Income Protection cover can provide you with regular monthly payments so you don't need to worry about your finances when you should be focussed on regaining your health.
When can income Protection help you out?
When you’re unable to work because of illness or injury, it can replace a portion of your income. This means you’ll still be able to meet your financial commitments.
There are also extras that can be added as outlined below:
Retirement Protection - You can keep contributing to your KiwiSaver while you are on a disability claim. We pay an agreed contribution directly to Inland Revenue and this enables you to continue receiving the member tax credits.
Redundancy Cover - If you're made redundant, you'll be covered with monthly payments for up to 6 months.
Claim Indexation - Your sum assured will increase every year by the same amount as the CPI, (New Zealand Consumer Price Index). This helps your sum assured stay in line with inflation.
Accidental Injury Cover
Experiencing an accidental injury can have an immediate impact on your daily life and ability to do your job, whether you’re a builder, office worker, or a parent caring for children at home. This is an add on policy for short-term financial support, helping you continue daily life while recovering.
You choose how much cover you need, up to $5,000 a month. The lump sum you receive is based on the applicable injury category. For more information please contact us.
This cover provides an up-front payment, should you be injured accidentally. You can use this lump sum for whatever you need:
- Treatment costs
- Taxis to work
- Hiring someone to help with children
- Covering loss of income while taking time off work to recover.
Trauma insurance can provide you with a lump sum if you suffer from a defined serious illness or condition. This payment can be used for whatever you and your family need to get you through a difficult time. This could be covering medical costs, hiring extra help at home while you support your child through treatment, or allow you to take time out with your family to recover without worrying about how you’ll pay household bills.
Why do you need Trauma Cover?
On-going improvements and advancements in modern medicine mean you have a greater chance of surviving a serious illness or condition but the financial impact it can have on you (and your family) can be significant. Having Trauma Cover in place can help minimise the financial impact, allowing you to focus on what’s important – your recovery!
How does it work?
You will receive a lump sum amount and it’s your choice how you use the money. This can help you and your family with finances whilst you’re are coming to terms with coping with a serious illness.
This lump sum can be used to:
- subsidise lost income
- cover day-to-day expenses (e.g. power, phone, food, petrol)
- help cover debts e.g. mortgage, credit cards
- assist with medical costs associated with recovery
- seek alternative treatments
- pay for home alterations, rehabilitation and home help
Total & Permanent Disability Insurance
If you become disabled through illness or injury, you may only receive limited ACC cover or a basic sickness benefit.
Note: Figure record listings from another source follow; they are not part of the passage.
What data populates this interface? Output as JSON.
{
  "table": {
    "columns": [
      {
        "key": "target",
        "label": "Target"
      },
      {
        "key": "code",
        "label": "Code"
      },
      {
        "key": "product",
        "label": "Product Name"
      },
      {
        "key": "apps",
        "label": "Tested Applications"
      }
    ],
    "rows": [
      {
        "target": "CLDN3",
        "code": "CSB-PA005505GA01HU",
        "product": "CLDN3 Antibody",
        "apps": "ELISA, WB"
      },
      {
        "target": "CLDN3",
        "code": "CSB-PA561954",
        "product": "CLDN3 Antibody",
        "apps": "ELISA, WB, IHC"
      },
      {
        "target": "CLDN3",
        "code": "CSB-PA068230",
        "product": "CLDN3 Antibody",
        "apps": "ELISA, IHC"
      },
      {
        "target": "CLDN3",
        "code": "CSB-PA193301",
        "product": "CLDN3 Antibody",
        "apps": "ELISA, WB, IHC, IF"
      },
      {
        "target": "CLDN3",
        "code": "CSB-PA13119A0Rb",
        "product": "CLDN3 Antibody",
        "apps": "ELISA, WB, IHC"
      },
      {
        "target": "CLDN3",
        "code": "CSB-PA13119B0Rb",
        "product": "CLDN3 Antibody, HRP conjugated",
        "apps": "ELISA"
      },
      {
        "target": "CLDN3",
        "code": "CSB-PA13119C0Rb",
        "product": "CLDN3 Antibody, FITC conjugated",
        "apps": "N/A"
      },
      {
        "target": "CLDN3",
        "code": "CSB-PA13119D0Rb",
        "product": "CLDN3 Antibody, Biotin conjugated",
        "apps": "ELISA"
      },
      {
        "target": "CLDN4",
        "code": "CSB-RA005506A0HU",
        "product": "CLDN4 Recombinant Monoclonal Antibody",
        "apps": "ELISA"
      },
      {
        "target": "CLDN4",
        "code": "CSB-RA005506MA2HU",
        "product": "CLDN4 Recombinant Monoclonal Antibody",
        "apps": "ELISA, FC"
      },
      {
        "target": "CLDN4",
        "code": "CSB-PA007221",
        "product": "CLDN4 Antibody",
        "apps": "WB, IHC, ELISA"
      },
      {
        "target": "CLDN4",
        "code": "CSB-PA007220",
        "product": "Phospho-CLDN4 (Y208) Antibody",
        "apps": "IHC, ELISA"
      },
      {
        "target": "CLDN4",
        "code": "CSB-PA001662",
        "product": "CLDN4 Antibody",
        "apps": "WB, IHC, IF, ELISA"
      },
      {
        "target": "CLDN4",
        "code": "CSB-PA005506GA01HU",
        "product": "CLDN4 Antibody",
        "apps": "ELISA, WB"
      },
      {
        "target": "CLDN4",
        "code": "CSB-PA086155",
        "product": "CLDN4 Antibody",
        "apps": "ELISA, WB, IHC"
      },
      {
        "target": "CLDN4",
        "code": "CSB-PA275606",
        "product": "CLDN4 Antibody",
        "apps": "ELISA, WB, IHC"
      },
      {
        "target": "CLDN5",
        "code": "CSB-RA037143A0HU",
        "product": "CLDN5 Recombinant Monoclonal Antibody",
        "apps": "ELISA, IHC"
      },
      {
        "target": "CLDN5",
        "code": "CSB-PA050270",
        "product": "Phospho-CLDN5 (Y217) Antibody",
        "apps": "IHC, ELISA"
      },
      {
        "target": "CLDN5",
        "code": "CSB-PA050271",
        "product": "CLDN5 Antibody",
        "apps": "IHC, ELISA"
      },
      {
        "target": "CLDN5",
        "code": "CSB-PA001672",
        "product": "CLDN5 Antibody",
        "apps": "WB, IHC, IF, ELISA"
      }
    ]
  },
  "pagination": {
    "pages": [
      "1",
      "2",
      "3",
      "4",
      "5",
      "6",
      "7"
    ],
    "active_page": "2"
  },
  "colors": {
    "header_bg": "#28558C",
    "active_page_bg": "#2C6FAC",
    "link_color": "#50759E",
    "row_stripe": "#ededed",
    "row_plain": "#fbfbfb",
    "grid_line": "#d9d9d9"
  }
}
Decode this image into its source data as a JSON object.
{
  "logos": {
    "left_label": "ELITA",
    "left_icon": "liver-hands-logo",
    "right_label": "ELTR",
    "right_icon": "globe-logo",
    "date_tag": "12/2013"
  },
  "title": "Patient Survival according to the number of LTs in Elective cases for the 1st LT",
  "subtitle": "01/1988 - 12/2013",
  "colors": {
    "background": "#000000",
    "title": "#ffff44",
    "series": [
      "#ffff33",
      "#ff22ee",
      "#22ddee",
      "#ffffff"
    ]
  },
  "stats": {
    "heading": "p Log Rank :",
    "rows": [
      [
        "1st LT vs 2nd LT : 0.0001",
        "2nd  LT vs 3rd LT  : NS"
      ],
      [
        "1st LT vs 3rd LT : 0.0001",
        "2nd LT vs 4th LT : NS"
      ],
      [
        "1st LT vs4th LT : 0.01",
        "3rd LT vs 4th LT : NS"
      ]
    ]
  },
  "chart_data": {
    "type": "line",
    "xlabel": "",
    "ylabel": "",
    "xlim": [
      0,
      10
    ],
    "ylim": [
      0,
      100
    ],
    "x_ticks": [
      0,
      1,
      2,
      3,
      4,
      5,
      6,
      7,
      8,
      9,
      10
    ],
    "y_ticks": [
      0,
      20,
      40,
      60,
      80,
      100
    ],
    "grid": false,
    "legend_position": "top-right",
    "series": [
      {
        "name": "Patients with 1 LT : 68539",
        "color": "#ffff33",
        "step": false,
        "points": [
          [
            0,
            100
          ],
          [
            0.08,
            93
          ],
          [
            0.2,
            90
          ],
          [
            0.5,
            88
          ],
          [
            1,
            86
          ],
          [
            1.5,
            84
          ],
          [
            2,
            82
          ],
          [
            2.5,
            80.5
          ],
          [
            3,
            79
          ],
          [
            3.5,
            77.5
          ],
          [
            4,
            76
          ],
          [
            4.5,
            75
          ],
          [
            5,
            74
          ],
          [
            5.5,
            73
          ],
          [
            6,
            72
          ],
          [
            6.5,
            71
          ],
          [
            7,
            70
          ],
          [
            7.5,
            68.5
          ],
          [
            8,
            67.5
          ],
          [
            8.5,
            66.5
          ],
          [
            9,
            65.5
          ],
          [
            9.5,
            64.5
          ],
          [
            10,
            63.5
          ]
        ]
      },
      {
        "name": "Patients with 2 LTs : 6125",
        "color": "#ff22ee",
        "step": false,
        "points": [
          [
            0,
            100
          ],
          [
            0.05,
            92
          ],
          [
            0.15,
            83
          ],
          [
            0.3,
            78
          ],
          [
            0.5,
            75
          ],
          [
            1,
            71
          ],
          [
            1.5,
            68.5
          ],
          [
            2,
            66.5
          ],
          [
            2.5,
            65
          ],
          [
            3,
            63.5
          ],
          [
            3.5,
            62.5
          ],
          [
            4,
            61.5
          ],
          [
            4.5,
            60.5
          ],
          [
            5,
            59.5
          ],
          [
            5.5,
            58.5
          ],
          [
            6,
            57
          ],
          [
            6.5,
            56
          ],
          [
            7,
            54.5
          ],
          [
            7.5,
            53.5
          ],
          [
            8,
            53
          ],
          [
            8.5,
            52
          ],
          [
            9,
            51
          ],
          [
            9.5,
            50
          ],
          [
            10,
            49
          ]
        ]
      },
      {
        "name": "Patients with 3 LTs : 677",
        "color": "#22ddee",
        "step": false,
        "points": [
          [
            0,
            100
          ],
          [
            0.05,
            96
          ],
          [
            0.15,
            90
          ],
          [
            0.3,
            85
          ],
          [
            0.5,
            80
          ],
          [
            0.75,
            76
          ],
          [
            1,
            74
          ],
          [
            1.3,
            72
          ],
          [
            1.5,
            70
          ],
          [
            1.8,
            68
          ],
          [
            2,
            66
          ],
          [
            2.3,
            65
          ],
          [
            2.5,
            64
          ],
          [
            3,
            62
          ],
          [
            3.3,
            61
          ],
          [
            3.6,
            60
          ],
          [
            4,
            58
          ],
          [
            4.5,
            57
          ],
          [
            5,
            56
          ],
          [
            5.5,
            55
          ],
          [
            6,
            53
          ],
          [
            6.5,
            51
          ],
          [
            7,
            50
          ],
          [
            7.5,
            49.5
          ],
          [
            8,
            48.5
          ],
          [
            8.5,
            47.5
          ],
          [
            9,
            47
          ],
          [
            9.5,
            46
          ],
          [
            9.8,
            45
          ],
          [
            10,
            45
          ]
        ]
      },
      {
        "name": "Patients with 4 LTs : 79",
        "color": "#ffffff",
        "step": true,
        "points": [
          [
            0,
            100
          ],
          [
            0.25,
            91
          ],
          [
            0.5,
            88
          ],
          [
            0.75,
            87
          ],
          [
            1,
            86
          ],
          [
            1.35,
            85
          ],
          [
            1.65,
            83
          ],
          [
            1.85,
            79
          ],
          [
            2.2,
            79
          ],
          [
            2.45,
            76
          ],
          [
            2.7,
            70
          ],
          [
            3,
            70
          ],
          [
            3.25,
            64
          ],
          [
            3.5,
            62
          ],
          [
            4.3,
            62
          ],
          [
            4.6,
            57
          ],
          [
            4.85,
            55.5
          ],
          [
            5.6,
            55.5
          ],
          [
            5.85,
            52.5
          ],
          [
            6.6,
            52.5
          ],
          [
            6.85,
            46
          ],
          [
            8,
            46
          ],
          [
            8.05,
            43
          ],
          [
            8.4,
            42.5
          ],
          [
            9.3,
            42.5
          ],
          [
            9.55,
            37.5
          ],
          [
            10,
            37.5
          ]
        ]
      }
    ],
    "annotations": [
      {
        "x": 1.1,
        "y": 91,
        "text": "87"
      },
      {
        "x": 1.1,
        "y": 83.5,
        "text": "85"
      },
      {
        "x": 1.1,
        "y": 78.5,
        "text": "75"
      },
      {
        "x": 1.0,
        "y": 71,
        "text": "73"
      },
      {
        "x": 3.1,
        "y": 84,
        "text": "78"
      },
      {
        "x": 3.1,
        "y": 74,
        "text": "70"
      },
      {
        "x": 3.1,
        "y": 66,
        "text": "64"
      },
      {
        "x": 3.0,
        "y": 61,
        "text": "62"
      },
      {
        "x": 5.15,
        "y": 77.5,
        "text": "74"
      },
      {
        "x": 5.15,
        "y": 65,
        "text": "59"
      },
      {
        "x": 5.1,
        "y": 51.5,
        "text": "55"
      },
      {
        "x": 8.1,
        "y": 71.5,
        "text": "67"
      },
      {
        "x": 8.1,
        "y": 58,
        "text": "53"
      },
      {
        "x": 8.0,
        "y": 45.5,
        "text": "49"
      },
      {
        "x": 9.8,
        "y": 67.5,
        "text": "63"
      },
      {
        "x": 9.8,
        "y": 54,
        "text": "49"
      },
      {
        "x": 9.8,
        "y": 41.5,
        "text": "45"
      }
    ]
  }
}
Plus you may face extra costs to assist with your daily living such as alterations to your house or paying for in home care.
Having Total Permanent Disablement Cover can help minimise the financial impact and allow you to make choices about the care or treatment you may require.
Total Permanent Disablement is where, as a result of accident or illness, you:
- Cannot do your own job or (where applicable) another job to which your skills may be suited; or
- Suffer loss of limbs or sight; or
- Cannot perform at least two of the following activities without the physical assistance of someone else:
Bathing and showering
Dressing and undressing
Eating and drinking
Using a toilet
Moving from place to place by walking, in a wheelchair or with a walking aid.
Or, alternatively, you are unable to perform one of the activities noted above and your intellectual capacity has reduced or deteriorated to an extent that you require permanent and constant supervision.